Biodiversité à l’aérodrome Montendre-Marcillac : un écosystème naturel préservé
Sur ses 15 hectares, l’aérodrome Montendre-Marcillac abrite une biodiversité exceptionnelle. Ce site, à 90 % couvert de prairies naturelles et exempt de pesticides, constitue un refuge idéal pour la flore locale, les insectes pollinisateurs et de nombreux petits mammifères. Grâce à des pratiques écologiques comme la fauche raisonnée, la gestion durable de l’eau et l’absence de produits chimiques, Montendre-Marcillac valorise la richesse de son écosystème. Un équilibre précieux entre activités humaines et préservation de la nature. 🌿🐝🦔
Biodiversité à l’aérodrome de Montendre-Marcillac : une richesse écologique à découvrir 🌸🐞. Étendu sur 15 hectares majoritairement herbeux, ce site préservé offre un environnement idéal aux plantes sauvages, insectes et petits mammifères. Grâce à une gestion responsable (fauche modérée, suppression des eaux stagnantes, absence de pesticides), chaque zone devient un habitat favorable aux espèces locales. Situé à proximité de ZNIEFF et de sites Natura 2000, l’aérodrome agit comme un corridor naturel au cœur de la Haute-Gironde. 🌿
- Flore et insectes : trésors vivants de l’aérodrome
- Petits mammifères : une vie discrète mais essentielle
- Un aérodrome comme refuge écologique
- L’aérodrome de Montendre-Marcillac, un maillon clé de la biodiversité locale 🌳
Flore et insectes : trésors vivants de l’aérodrome
Une flore sauvage en pleine expansion
Les 13,4 hectares naturels de l’aérodrome accueillent une flore variée et florissante. Grâce à une gestion sans pesticides et à des prairies entretenues durablement, le site favorise la prolifération de nombreuses espèces végétales indigènes, essentielles pour la biodiversité.
Plantes mellifères, orchidées sauvages et prairies fleuries offrent nourriture et abris aux insectes. Cet écosystème végétal constitue un socle indispensable au bon fonctionnement de la chaîne écologique.
Un paradis pour les insectes pollinisateurs
L’aérodrome est un terrain privilégié pour les abeilles sauvages, papillons, sauterelles, coccinelles et autres pollinisateurs. La diversité florale et l’absence de traitements chimiques leur permettent de s’épanouir et d’assurer leur rôle écologique dans la reproduction des plantes.

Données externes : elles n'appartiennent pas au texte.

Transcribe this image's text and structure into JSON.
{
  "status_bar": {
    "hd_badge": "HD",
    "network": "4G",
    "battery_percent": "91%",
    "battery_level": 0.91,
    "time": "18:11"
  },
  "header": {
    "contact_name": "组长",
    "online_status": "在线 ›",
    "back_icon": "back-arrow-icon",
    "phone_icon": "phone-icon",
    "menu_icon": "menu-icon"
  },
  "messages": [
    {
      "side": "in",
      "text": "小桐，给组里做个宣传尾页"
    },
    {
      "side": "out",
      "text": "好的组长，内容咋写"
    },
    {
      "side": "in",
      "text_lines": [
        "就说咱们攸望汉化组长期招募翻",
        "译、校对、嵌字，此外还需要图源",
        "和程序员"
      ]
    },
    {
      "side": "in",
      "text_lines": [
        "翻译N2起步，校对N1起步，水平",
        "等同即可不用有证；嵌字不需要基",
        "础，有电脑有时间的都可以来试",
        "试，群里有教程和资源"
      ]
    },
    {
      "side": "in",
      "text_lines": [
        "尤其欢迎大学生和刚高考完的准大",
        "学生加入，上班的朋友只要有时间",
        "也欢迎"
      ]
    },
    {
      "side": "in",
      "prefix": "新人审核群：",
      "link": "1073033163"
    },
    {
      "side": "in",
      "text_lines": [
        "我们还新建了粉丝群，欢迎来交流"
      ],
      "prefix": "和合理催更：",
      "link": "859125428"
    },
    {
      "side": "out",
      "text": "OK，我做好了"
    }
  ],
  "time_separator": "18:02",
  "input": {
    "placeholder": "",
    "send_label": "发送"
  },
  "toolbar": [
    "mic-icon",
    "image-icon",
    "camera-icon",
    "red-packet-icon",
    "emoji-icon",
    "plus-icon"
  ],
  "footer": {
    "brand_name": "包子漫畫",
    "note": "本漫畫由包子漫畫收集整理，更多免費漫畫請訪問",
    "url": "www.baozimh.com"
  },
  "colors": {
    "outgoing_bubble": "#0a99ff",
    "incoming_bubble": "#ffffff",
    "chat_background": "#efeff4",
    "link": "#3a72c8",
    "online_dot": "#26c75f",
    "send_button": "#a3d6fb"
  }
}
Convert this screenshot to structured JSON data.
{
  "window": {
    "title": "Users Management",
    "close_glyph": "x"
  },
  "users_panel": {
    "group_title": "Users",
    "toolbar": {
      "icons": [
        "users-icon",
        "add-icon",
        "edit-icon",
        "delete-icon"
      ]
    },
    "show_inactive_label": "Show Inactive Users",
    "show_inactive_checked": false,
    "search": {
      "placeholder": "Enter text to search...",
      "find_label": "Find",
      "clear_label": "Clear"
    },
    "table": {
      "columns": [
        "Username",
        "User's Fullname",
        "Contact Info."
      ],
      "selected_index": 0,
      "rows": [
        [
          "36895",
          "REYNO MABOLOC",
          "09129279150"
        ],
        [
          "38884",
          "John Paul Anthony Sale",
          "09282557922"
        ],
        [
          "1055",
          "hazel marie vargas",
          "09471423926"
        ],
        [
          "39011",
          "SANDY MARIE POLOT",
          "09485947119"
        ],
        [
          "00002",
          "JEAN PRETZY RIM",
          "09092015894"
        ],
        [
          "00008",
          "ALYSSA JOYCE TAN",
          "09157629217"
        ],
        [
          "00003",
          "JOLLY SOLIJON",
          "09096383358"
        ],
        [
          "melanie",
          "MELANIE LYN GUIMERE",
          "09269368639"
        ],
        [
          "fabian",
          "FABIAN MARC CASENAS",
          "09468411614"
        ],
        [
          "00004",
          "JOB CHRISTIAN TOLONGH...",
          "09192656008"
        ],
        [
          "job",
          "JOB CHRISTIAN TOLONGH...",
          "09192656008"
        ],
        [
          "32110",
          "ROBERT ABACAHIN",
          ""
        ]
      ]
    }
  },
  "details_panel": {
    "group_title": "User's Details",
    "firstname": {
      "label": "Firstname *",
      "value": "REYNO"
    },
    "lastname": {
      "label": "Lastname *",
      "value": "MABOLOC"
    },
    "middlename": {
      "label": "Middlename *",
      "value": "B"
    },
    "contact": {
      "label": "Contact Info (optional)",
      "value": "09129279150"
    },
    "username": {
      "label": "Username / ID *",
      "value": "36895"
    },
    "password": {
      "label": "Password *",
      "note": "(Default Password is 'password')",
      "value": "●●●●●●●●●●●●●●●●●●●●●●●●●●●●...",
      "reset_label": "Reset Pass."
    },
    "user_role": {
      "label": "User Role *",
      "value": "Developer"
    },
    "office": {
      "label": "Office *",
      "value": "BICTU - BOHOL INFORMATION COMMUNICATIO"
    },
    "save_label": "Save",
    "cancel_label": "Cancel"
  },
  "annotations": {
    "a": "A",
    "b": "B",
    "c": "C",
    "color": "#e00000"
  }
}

Grâce à des pratiques comme la fauche différenciée et l’entretien raisonné des abords, les insectes bénéficient d’habitats stables et variés tout au long de l’année.










Petits mammifères : une vie discrète mais essentielle
Un refuge pour la faune terrestre
Hérissons, musaraignes, campagnols et chauves-souris trouvent dans les prairies de l’aérodrome un habitat protégé. Le faible dérangement humain et l’absence de grands prédateurs favorisent leur présence et leur reproduction.
La diversité florale et la richesse en insectes leur assurent un garde-manger naturel et abondant, garantissant leur équilibre alimentaire tout au long de l’année.
Chauves-souris : gardiennes silencieuses de l’équilibre
Les chauves-souris, précieuses alliées dans la régulation des insectes nocturnes, trouvent abri dans les zones boisées et bâties du site. Leur présence témoigne d’un environnement sain et équilibré, favorable à la biodiversité locale.









Un aérodrome comme refuge écologique
Une gestion adaptée à la biodiversité
Plus de 90 % de la surface de l’aérodrome reste à l’état naturel. Ce choix assumé de conserver les prairies, talus et zones humides dans leur forme originelle favorise le maintien d’une biodiversité remarquable. Les milieux herbacés, peu perturbés, accueillent une flore variée et servent d’habitat à de nombreuses espèces d’insectes, d’oiseaux et de petits mammifères.
L’absence totale de traitements phytosanitaires, combinée à une fauche tardive et raisonnée, limite l’impact humain tout en encourageant le développement de chaînes alimentaires naturelles. Ces pratiques s’inscrivent dans une démarche globale de gestion écologique, inspirée des principes du développement durable.
Favoriser la biodiversité, c’est aussi protéger les services écosystémiques indispensables à notre avenir.
Les partenariats locaux avec des associations naturalistes et des structures environnementales permettent un suivi scientifique rigoureux de la faune et de la flore. Les données collectées alimentent une amélioration continue des pratiques de gestion, dans une logique d’adaptation permanente au contexte écologique local.